Site for 8th Grade Fieldtrip Reevaluated After Rowdy Outing

Teacher Admits, Cave Wasn’t Best Choice

Park Hills, Kentucky; October 30, 2002: A day after a fieldtrip she’d organized for her 8th grade class deteriorated into a giggle and laugh-fest that culminated in the group being asked to leave the premises and never return, teacher Sandra Mortenson expressed regret. She also questioned her selecting Marionsville Ice-caverns as a suitable site for an outing with 27 adolescents, many of whom have hormonal hurricanes raging inside their young bodies. “Yeah, I really wasn’t thinking when I decided to take the kids to the cave,” the thirty-four year old teacher, a veteran of eleven years in the classroom, said today as she sipped coffee in the teachers’ lounge.

Asked when she realized her mistake, Mortenson responded, “oh, right away. As soon as the guide led us into the first cavern, [assistant teacher] Katie glanced over at me with a meaningful look. I saw the stalagmites and stalagtites and immediately knew what she was thinking.” Mortenson shook her head and went on, “the stalagmites were long and glistening, and some of them were shaped just like penises. I don’t mean that if you looked at them, you could imagine penises, I mean they actually looked like large, glass penises.” The experienced teacher put her head in her hands and sighed, “I might as well have taken them to a dildo factory.”

Within the first three minutes, Mortenson went on to explain, whispers had spread back and forth through the throng of school children, and giggles, gasps, and snickers echoed through the cave. “The poor guide,” she murmered, recalling the debacle that ensued. “She tried to go ahead and give her little spiel. She started talking about the layers that had been laid during the Triassic Period, or something like that, but no one was listening. Katie and I tried to get the children to be quiet, but there was no use. We’d lost the battle within five minutes.”

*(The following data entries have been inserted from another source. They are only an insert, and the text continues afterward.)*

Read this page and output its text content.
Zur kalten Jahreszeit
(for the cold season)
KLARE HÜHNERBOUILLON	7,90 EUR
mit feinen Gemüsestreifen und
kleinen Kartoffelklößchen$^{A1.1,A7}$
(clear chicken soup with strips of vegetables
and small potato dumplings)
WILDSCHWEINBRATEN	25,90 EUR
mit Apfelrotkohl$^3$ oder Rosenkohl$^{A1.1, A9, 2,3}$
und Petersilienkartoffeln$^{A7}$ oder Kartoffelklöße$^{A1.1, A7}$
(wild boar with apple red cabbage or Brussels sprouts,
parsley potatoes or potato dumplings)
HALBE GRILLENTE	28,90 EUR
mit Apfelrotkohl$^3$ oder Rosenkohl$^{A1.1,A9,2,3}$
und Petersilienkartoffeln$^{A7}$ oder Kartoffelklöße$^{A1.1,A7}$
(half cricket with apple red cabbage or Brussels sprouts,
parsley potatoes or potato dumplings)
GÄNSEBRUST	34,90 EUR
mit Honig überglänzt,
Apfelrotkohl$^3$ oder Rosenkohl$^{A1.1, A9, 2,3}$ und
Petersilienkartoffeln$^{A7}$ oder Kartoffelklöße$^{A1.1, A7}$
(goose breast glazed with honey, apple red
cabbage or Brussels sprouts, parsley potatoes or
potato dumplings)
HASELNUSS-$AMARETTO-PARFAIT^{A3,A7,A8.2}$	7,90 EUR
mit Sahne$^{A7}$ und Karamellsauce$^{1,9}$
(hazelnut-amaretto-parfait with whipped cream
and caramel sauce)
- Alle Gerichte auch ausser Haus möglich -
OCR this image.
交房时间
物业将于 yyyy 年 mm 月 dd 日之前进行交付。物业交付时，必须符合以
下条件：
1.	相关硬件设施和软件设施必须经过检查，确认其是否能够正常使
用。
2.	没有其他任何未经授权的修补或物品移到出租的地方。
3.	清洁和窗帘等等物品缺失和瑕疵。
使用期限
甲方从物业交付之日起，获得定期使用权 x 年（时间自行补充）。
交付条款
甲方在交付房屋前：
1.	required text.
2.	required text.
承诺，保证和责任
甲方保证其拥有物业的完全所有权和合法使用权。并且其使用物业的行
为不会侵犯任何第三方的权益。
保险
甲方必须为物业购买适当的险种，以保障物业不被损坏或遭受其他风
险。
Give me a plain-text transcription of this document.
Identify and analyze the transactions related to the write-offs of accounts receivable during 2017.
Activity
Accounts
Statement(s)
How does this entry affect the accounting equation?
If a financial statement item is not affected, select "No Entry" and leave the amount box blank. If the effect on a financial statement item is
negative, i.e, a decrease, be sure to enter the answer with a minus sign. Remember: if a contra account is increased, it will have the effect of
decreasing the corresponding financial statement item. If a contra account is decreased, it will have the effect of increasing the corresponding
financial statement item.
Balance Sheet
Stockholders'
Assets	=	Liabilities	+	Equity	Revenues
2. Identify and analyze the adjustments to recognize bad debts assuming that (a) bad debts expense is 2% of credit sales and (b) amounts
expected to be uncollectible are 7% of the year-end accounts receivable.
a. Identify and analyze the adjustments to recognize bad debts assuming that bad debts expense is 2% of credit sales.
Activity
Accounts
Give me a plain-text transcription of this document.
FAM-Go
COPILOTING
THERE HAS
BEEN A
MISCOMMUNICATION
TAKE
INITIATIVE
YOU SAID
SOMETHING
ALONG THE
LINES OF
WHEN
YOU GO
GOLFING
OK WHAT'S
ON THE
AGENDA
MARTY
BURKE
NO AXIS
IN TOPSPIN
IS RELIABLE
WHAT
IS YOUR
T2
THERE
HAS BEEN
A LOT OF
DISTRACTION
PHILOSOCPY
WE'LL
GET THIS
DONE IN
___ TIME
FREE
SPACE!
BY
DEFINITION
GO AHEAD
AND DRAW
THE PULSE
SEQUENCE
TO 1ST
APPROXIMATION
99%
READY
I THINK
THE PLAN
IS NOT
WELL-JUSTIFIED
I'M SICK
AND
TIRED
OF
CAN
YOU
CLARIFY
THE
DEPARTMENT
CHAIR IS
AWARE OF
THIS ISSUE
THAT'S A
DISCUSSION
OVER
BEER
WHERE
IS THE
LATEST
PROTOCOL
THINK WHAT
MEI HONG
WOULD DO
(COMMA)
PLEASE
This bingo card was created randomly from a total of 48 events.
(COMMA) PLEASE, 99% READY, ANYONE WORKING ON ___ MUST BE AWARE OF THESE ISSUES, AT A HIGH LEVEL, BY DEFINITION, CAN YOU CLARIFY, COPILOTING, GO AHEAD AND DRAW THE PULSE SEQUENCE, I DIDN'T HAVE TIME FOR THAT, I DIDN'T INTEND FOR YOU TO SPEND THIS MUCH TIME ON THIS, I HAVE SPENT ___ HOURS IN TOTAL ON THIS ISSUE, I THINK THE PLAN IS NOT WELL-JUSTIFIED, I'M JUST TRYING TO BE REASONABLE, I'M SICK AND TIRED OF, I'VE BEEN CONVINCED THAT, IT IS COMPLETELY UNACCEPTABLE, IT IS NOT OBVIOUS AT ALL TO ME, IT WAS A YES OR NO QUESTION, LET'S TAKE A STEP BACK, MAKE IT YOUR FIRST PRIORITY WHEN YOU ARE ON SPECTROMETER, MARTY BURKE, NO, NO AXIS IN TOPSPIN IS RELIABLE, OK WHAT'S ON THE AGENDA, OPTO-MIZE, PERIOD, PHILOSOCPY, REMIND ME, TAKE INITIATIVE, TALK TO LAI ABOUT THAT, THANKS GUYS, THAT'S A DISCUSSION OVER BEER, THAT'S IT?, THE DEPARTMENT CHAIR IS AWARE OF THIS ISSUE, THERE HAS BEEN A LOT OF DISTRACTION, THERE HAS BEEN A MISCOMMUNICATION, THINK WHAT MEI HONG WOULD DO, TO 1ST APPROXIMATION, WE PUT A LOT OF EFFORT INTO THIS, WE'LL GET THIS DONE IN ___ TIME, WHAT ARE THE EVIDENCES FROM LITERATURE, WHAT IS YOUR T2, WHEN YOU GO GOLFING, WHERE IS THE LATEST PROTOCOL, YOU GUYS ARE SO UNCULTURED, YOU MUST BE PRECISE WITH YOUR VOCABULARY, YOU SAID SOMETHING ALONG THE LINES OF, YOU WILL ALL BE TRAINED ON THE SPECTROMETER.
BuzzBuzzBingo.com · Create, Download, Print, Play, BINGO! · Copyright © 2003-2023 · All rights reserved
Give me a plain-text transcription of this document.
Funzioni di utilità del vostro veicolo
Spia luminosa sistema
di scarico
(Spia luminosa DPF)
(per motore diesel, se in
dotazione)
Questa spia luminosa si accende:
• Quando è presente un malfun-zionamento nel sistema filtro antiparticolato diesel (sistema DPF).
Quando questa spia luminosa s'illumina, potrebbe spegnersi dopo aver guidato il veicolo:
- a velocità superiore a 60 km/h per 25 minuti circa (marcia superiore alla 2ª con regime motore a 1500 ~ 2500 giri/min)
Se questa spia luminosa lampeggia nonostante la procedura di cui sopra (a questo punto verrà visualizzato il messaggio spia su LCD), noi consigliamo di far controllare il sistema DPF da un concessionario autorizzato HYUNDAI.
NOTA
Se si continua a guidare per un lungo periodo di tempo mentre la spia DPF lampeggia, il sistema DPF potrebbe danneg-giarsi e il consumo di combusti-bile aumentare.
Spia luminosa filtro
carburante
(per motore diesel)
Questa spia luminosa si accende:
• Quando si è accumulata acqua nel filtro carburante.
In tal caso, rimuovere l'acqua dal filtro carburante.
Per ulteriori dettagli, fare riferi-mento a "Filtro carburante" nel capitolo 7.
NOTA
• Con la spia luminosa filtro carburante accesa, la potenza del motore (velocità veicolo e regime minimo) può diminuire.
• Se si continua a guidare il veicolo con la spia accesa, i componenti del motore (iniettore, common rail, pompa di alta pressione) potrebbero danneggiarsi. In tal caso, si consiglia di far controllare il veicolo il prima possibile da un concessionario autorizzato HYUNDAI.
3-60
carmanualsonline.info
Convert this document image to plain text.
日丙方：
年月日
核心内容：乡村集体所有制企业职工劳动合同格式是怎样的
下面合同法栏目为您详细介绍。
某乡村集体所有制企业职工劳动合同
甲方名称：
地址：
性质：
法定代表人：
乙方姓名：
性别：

After leading the rowdy group of chuckling and cackling youngsters through the first two caverns, the unlucky tour guide whom Mortenson described as “a sweet, little blond girl who looked like a deer caught in headlights,” excused herself and asked the group to stay put. Minutes later, she and the director returned. “The guy was polite but quite obviously irritated,” Mortenson recalled. “He quickly told Katie and I to lead the children out of the cave and back to the bus, and then…” The teacher paused and shook her head in self-disgust once again, before continuing, “then he looked at me very sternly and said, ‘I don’t think you should bring your students here again.’ I was so humiliated.”

“We did have a mild disturbance here at the facilites,” Marionsville Ice-cavern Facilities Manager, Dr. Gerald Winston, confirmed in a telephone interview. “No one was injured, but we were forced to escort a group from the cavern premises and ask them not to return again.” He added that such incidents were not unprescidented in the cavern’s 27-year-history, “but they’re always regrettable.”